Thousands of walkers, hundreds of clowns, dozens of balloons and floats – and, of course, Santa Claus – marked the last holiday event in the United States to make a comeback as vaccines, familiarity and sheer frustration made officials and parts of the public more comfortable with large gatherings amid the ongoing pandemic.
For President Joe Biden, the full-fledged return of the parade was a sign of renewal, and he called NBC broadcaster Al Roker on the air to say it.
“After two years, we’re back. America is back. There’s nothing we can’t get over, ”Biden said on the phone from Nantucket, Massachusetts, where he was watching the show with his family.
Yet security measures continued. Parade staff and volunteers were to be vaccinated against COVID-19 and wear masks, although some singers and performers were allowed to get rid of them. There was no vaccination requirement for spectators, but Macy’s and the city encouraged them to cover their faces.
Asahi Pompey said she insisted on getting the shot on Wednesday and wore a mask in the crowd, but COVID-19 issues couldn’t keep her away.
“It’s really phenomenal to be here. It feels like New York is on the verge of recovery, ”said Pompey, 49, a lawyer.
“It’s like the whole spirit of New York has come and come together so that we can be together,” added her school-aged son Sebastian Pompey-Schoelkopf.

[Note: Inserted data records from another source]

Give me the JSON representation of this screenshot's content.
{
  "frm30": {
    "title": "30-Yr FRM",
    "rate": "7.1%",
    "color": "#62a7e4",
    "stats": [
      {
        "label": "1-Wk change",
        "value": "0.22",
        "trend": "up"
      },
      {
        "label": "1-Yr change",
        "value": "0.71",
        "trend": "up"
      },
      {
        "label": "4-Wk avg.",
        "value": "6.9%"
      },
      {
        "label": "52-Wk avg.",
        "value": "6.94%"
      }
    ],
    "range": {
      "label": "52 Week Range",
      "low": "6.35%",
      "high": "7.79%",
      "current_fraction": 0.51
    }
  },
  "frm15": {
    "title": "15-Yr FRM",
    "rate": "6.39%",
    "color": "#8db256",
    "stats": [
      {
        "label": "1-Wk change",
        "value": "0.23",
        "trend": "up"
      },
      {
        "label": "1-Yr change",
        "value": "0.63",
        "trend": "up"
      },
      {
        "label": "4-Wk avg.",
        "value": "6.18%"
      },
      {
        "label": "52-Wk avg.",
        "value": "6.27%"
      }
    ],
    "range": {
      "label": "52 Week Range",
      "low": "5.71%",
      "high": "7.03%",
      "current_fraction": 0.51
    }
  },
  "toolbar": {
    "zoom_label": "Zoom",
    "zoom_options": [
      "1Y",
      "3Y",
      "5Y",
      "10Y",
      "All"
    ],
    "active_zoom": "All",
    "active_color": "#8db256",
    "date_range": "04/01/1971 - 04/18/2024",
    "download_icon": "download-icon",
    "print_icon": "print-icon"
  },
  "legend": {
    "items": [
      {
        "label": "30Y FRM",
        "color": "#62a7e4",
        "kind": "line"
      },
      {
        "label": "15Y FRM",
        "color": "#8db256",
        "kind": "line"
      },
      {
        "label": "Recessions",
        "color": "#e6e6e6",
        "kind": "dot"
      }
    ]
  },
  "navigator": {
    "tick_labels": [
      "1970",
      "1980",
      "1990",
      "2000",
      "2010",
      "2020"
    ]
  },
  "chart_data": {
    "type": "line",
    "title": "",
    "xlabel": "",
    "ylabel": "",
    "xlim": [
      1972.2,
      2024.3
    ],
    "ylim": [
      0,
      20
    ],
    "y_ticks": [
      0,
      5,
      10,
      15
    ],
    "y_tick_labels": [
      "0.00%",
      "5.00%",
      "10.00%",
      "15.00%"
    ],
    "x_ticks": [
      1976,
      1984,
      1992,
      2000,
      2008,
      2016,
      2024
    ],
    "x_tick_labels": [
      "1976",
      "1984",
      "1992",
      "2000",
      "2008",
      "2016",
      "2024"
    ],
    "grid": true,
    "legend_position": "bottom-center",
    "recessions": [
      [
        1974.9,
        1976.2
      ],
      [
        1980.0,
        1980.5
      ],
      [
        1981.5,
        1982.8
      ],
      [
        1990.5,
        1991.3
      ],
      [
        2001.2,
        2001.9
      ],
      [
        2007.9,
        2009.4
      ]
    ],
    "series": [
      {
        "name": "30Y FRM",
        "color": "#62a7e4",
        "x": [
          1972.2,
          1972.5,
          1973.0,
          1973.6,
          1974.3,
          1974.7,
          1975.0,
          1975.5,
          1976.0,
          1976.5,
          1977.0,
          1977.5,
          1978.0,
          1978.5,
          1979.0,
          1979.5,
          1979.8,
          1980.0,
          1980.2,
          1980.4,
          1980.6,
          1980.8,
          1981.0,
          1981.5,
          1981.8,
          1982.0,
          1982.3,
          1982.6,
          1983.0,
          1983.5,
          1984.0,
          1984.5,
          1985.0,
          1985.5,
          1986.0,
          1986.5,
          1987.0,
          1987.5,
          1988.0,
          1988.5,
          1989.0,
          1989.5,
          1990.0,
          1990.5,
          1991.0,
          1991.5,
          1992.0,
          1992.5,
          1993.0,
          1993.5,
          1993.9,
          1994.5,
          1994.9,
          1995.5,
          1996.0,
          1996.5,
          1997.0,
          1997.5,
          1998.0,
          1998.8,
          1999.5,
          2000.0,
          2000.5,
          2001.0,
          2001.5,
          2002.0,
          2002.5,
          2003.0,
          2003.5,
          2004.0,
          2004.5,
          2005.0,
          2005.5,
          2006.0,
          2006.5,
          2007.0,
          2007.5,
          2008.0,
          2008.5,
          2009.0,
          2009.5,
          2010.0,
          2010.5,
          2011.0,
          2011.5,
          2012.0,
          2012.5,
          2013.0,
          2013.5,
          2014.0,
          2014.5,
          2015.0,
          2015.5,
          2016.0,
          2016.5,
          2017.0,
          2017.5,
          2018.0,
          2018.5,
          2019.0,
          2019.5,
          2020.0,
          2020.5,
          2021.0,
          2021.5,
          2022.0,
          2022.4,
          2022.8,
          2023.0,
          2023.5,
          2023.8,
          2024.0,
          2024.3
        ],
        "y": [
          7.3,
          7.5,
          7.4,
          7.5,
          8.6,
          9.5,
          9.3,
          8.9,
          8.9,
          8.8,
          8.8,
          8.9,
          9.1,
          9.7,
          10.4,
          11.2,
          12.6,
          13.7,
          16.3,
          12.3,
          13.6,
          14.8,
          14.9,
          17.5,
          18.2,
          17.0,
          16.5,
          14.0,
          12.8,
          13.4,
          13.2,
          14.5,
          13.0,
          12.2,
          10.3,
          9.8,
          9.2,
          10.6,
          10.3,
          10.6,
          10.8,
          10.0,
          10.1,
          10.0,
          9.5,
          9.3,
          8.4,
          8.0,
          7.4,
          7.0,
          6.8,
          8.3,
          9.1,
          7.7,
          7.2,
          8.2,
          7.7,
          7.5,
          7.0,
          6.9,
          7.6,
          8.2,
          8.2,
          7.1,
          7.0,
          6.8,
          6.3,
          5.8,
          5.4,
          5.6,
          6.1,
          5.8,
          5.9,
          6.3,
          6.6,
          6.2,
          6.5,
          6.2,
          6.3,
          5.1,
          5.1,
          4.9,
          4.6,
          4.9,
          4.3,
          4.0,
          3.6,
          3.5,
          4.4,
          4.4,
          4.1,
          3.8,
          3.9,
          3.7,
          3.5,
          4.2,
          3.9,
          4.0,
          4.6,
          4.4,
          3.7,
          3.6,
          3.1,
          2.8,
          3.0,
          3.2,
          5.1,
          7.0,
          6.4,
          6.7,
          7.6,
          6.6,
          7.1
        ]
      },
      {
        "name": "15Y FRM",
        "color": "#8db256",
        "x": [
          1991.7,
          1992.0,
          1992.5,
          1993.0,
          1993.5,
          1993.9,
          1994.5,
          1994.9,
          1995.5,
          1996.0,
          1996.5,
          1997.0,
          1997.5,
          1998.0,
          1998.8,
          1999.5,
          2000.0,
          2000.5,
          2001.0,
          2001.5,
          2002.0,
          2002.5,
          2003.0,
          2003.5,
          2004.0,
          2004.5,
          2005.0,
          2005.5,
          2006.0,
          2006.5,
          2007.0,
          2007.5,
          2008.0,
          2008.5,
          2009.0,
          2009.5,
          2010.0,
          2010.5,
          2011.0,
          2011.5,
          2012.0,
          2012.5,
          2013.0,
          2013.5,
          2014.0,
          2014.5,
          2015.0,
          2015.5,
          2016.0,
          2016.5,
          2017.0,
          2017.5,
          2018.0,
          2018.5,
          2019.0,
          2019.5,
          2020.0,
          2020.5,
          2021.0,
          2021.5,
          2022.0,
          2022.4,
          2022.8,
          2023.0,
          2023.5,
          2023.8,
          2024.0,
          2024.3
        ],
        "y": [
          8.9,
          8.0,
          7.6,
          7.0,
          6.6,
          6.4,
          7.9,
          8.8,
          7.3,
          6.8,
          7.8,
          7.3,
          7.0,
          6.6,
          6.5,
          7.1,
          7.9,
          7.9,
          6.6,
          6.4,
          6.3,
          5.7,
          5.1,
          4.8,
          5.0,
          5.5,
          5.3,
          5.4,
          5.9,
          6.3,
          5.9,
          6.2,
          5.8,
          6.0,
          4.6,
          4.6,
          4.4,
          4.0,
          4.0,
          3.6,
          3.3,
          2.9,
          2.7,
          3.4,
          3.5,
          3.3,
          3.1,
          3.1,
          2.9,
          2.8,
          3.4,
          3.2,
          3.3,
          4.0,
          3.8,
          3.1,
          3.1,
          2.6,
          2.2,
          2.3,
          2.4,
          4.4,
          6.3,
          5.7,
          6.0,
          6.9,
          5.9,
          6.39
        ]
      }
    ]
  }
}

Last Thanksgiving, with no vaccines available and the virus starting a winter wave in the nation’s largest city, the parade was limited to one block and sometimes pre-taped. Most of the performers were based locally, to reduce travel, and the giant balloons were attached to vehicles instead of being handled by volunteers. No spectators were allowed.
Watching this year’s nearly century-old parade on the street, instead of a screen, was “amazing” for Katie Koth. The 26-year-old teacher was at the event for the first time.
“The energy is crazy and the crowd was amazing,” she said.
The event came days after an SUV driver drove through a Christmas parade in suburban Milwaukee, killing six people and injuring more than 60. Authorities said the driver, who was charged with intentional homicide, walked away from the police after a domestic dispute.
Mayor Bill de Blasio said on Wednesday there was no credible and specific threat to the Thanksgiving parade, but security was extended, as usual. It involved thousands of police officers, as well as garbage trucks filled with sand and concrete barriers blocking cars from the parade route, bomb detection dogs, heavy weapon teams, radiation and chemical sensors and more. 300 additional cameras.
Inside the barricades, new giant balloons have joined the lineup, including the main character of the Netflix series “Ada Twist, Scientist”; Pokémon characters Pikachu and Eevee on a sled (Pikachu has appeared in various forms before) and Grogu, aka “Baby Yoda”, from the TV show “The Mandalorian”. The new floats have come from entities ranging from condiment maker Heinz and NBCUniversal’s Peacock streaming service to the Louisiana Board of Tourism.
The artists and celebrities included Carrie Underwood, Jon Batiste, Nelly, Kelly Rowland, Miss America Camille Schrier, the group Foreigner and many more. Several Broadway musical actors and the Radio City Rockettes also performed.
Sloan Brown, 6, grabbed everything from a sidewalk and summed up the experience in one word: “Cool”.